Three years ago, South African radio personality Richard Hardiman had an idea that would establish him as an entrepreneur in a new industry and allow him to pioneer unexplored ideas. He would also have to move different continent – and eventually settled in Rotterdam in the Netherlands.
The idea: To create autonomous nautical drones to clean up waterways. These machines would be able to operate with little or no human supervision, and be able clean the water surfaces in harbours and canals by scooping up detritus, marine waste and chemical substances.
“Humans are very good at forgetting where waste truly ends up. If it’s not going into some landfill somewhere then odds are it has ended up in a storm-water drain, river or outlet and then off into the ocean never to be seen again; by humans that is,” says Hardiman.

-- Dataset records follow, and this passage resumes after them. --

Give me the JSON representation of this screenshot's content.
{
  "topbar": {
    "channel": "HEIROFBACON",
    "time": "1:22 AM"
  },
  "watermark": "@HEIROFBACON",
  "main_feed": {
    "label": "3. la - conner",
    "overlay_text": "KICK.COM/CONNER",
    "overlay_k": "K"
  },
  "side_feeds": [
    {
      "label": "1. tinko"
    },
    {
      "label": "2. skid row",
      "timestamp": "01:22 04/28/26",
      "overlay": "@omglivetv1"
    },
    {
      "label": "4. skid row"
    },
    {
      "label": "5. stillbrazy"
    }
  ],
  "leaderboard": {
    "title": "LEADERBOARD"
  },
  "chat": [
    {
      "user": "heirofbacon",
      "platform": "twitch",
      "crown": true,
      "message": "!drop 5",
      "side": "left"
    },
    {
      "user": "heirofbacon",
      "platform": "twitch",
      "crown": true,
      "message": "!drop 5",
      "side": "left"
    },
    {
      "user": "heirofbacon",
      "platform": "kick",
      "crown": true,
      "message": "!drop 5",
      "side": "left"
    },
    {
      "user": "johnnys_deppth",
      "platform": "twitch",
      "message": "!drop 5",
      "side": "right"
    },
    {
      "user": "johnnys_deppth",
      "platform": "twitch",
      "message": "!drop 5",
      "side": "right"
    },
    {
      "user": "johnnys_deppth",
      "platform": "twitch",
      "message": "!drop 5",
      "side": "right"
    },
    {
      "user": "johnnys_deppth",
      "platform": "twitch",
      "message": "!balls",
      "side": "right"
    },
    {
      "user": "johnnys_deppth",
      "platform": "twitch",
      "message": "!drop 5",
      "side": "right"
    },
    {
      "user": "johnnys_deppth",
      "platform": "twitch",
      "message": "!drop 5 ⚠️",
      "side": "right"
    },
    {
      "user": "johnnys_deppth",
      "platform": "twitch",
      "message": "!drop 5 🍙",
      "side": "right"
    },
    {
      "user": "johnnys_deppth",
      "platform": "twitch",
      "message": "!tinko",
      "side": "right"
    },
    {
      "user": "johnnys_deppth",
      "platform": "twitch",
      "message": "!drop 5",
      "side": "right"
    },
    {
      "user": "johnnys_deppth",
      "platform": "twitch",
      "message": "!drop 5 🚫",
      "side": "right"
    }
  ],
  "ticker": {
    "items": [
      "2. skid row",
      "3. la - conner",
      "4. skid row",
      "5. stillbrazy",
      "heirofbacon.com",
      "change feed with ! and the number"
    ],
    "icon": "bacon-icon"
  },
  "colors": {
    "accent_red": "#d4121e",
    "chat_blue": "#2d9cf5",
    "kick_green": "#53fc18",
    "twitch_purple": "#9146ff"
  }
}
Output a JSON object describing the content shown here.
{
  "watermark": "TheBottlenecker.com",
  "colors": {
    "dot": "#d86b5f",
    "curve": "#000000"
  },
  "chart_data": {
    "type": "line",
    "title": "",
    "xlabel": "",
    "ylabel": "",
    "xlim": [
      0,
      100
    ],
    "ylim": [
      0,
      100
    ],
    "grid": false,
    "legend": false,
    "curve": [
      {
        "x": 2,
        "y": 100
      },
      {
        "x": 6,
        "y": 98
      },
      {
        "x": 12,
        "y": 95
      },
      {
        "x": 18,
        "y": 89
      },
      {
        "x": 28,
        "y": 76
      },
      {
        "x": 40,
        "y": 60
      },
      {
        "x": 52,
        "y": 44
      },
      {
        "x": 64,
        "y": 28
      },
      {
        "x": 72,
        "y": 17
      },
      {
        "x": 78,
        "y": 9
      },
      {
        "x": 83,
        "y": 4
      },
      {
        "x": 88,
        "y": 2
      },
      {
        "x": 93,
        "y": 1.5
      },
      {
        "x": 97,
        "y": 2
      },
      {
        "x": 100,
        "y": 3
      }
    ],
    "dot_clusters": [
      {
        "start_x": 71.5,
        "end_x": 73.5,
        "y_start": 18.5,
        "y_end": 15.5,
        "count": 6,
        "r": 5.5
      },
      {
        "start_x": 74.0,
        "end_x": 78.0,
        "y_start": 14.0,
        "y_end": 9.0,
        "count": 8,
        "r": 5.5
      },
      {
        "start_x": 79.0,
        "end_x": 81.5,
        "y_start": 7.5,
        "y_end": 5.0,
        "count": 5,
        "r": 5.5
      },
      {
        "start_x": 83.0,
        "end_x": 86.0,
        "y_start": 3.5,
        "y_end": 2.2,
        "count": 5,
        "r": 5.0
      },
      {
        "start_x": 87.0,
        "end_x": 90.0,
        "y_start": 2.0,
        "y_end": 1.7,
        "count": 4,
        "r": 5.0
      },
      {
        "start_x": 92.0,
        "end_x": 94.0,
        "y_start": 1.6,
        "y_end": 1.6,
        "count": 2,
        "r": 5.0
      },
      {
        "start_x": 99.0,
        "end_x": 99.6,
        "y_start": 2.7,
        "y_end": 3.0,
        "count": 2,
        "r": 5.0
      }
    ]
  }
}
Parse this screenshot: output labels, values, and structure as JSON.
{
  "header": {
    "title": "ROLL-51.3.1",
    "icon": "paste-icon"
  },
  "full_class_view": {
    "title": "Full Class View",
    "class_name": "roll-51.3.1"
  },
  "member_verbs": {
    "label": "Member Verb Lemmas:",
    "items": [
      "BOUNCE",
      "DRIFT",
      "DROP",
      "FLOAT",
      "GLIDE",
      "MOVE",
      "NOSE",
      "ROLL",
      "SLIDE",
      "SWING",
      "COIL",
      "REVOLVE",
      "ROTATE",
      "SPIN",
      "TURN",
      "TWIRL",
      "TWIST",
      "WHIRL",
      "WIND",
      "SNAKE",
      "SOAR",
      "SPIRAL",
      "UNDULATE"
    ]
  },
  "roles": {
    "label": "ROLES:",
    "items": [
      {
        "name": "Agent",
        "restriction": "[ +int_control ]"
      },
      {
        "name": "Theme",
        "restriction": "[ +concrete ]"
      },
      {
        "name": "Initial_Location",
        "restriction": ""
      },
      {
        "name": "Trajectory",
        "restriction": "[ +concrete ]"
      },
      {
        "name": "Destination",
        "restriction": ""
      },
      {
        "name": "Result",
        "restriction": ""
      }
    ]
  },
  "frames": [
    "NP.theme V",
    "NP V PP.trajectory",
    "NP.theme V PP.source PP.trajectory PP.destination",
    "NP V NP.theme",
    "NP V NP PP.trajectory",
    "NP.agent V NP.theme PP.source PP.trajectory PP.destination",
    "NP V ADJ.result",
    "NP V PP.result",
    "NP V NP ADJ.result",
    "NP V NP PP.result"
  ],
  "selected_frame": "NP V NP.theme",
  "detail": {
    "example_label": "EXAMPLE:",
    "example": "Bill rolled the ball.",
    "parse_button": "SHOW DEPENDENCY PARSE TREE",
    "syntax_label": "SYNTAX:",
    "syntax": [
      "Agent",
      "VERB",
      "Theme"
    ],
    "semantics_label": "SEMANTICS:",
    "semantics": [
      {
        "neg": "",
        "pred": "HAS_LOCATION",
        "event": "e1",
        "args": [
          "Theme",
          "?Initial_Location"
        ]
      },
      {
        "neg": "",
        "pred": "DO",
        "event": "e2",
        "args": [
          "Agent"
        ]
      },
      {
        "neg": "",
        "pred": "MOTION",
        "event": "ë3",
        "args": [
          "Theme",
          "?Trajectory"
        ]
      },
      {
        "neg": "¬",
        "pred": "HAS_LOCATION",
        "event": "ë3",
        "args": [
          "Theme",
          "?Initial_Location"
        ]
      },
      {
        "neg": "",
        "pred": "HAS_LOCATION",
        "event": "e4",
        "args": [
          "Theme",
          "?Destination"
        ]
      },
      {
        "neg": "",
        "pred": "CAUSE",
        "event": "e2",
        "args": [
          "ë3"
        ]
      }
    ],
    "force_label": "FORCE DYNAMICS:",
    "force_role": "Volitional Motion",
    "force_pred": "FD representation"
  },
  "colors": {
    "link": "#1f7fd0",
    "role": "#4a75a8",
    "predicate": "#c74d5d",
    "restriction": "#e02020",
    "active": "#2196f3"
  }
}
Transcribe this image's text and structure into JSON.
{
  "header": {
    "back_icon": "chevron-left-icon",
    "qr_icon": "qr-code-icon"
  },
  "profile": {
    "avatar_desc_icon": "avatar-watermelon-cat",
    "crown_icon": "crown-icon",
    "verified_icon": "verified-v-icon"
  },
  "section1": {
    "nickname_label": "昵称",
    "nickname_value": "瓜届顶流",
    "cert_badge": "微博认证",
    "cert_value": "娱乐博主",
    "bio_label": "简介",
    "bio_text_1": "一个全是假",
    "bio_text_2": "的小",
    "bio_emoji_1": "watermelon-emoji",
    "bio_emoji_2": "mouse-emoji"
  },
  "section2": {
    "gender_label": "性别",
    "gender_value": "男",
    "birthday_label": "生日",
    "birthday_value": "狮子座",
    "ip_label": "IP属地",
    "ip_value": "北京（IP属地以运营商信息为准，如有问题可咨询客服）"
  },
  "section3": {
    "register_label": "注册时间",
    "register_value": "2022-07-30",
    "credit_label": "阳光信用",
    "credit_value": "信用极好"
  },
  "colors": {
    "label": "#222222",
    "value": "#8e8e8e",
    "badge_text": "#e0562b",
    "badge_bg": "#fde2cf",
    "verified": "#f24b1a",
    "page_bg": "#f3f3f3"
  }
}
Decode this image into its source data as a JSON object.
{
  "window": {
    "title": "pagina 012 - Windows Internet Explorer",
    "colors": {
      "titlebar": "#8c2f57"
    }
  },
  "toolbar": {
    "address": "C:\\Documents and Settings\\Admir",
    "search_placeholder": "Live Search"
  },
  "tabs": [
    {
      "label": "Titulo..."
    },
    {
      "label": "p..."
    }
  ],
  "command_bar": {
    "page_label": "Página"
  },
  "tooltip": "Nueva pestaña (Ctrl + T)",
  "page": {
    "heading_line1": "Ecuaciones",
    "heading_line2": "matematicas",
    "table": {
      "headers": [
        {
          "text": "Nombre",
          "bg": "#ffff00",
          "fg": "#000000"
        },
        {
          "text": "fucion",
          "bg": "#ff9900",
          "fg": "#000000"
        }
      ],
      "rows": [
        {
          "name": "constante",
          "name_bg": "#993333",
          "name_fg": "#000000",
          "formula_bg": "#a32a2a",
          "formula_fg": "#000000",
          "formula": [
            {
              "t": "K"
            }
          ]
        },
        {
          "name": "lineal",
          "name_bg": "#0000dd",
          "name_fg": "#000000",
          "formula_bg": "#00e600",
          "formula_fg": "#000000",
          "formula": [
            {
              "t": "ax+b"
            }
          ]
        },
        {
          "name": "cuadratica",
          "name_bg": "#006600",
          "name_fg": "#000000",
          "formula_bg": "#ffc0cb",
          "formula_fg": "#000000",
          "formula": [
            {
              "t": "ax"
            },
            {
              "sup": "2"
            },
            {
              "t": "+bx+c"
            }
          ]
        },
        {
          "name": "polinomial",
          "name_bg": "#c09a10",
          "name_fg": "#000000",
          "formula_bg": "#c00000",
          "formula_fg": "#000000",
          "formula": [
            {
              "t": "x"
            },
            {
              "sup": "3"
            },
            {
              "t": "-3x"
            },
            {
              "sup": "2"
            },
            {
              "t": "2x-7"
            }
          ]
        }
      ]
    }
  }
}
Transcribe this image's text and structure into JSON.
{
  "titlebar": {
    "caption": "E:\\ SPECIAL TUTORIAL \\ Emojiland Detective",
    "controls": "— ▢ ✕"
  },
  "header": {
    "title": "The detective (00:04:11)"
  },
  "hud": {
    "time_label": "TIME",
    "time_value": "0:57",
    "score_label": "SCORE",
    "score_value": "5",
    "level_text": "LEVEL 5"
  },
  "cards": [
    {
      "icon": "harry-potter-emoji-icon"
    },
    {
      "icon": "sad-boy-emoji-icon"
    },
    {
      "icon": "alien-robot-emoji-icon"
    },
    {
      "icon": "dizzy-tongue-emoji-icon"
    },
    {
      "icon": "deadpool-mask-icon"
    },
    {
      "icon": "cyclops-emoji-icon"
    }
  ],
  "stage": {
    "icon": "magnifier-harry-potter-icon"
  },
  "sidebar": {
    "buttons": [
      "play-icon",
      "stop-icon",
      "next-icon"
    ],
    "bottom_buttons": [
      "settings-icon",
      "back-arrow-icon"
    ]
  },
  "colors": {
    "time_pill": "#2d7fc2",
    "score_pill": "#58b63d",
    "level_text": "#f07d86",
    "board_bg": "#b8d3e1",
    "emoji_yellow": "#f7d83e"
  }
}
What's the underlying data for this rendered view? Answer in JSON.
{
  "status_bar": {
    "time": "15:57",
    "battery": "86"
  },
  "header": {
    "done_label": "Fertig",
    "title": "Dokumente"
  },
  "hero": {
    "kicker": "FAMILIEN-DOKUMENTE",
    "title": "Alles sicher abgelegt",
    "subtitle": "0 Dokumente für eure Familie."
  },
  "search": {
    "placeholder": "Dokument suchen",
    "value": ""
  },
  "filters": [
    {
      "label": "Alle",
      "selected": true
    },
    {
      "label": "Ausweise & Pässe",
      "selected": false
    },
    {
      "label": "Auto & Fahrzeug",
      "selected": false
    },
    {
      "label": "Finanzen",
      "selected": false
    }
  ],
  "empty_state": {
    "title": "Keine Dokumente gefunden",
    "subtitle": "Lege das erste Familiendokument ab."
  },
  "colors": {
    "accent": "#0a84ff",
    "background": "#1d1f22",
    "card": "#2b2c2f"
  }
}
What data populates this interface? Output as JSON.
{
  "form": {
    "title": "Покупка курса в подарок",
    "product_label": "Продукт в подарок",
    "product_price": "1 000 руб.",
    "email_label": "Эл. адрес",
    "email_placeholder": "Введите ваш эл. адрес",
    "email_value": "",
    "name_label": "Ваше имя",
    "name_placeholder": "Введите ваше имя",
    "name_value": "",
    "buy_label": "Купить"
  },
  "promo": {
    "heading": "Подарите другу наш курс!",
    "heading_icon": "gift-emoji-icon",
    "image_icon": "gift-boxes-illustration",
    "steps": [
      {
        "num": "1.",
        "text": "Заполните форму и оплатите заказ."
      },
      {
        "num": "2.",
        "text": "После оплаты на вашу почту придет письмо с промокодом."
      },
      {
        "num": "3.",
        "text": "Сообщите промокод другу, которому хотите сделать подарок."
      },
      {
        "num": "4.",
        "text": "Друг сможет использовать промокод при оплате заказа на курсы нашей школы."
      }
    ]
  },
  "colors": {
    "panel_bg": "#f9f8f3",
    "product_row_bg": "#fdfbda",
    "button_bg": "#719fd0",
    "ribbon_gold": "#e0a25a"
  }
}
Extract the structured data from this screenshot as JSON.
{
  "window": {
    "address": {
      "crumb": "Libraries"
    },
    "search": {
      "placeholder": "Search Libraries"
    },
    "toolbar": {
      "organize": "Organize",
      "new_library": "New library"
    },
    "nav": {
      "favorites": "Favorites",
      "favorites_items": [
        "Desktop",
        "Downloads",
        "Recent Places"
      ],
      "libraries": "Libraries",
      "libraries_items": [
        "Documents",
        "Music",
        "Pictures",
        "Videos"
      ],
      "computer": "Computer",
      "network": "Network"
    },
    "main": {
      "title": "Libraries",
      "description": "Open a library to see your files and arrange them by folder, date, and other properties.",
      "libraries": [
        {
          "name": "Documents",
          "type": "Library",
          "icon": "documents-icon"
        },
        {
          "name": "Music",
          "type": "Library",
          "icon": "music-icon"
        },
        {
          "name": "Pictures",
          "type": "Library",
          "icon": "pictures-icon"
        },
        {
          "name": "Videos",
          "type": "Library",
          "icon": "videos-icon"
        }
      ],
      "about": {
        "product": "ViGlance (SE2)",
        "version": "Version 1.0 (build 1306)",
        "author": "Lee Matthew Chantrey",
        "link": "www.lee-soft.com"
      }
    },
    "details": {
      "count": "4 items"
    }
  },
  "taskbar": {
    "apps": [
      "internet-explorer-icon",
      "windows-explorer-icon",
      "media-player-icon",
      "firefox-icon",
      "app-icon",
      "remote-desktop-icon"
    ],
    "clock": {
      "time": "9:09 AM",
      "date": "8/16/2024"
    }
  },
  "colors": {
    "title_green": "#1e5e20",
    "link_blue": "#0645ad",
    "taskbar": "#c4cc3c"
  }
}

RanMarine Technology was recently selected from a pool 1 700 global startups and marine companies to take part in the world’s first Port Accelerator Programme (PORTXL) in Rotterdam.
PORTXL is a mentorship programme that focuses on developing innovation in port related industries. The course/trial includes a 100-day intensive programme, with world experts in the field, developing business plans – and ideas – that eventually culminates in pitching the business idea to audience of customers, venture capitalists, and journalists to get funding for the idea.
“I am not sure that the idea was born out of being ecologically-minded”, says Hardiman. “It was more of a case of seeing how harbours and marine waste management currently deal with the problem. I just saw a more effective solution to the problem. The end result, though, will be a greener planet, which was achieved by developing a sustainable idea which also delivers on good business practices.”
The WasteShark (the drone’s name), has come a long way since its original concept over three years ago. The machine is powered by solar panels and batteries, is equipped with sensors to feed back the water quality, weather and depth of the harbour basin to authorities, GIO mapping to ensure the drones don’t get in the way of waterway traffic, and swarming capabilities so multiple drones can hone in on major spills and problem areas in the harbour.
“It is capable of 24-7 operations,” Hardiman says. “It won’t replace humans or threaten their jobs as it will require some interaction from those collecting waste from their offload stations. RanMarine also has plans to up-skill workers, especially from South Africa, to build and operate the drones, creating employment opportunities.”
Hardiman dreams of reaching a market on a global scale through partnerships. “We need investment to grow and we are currently talking to a number of interested parties for the next stage. We are also obviously talking to global partners that can help us scale more easily globally.”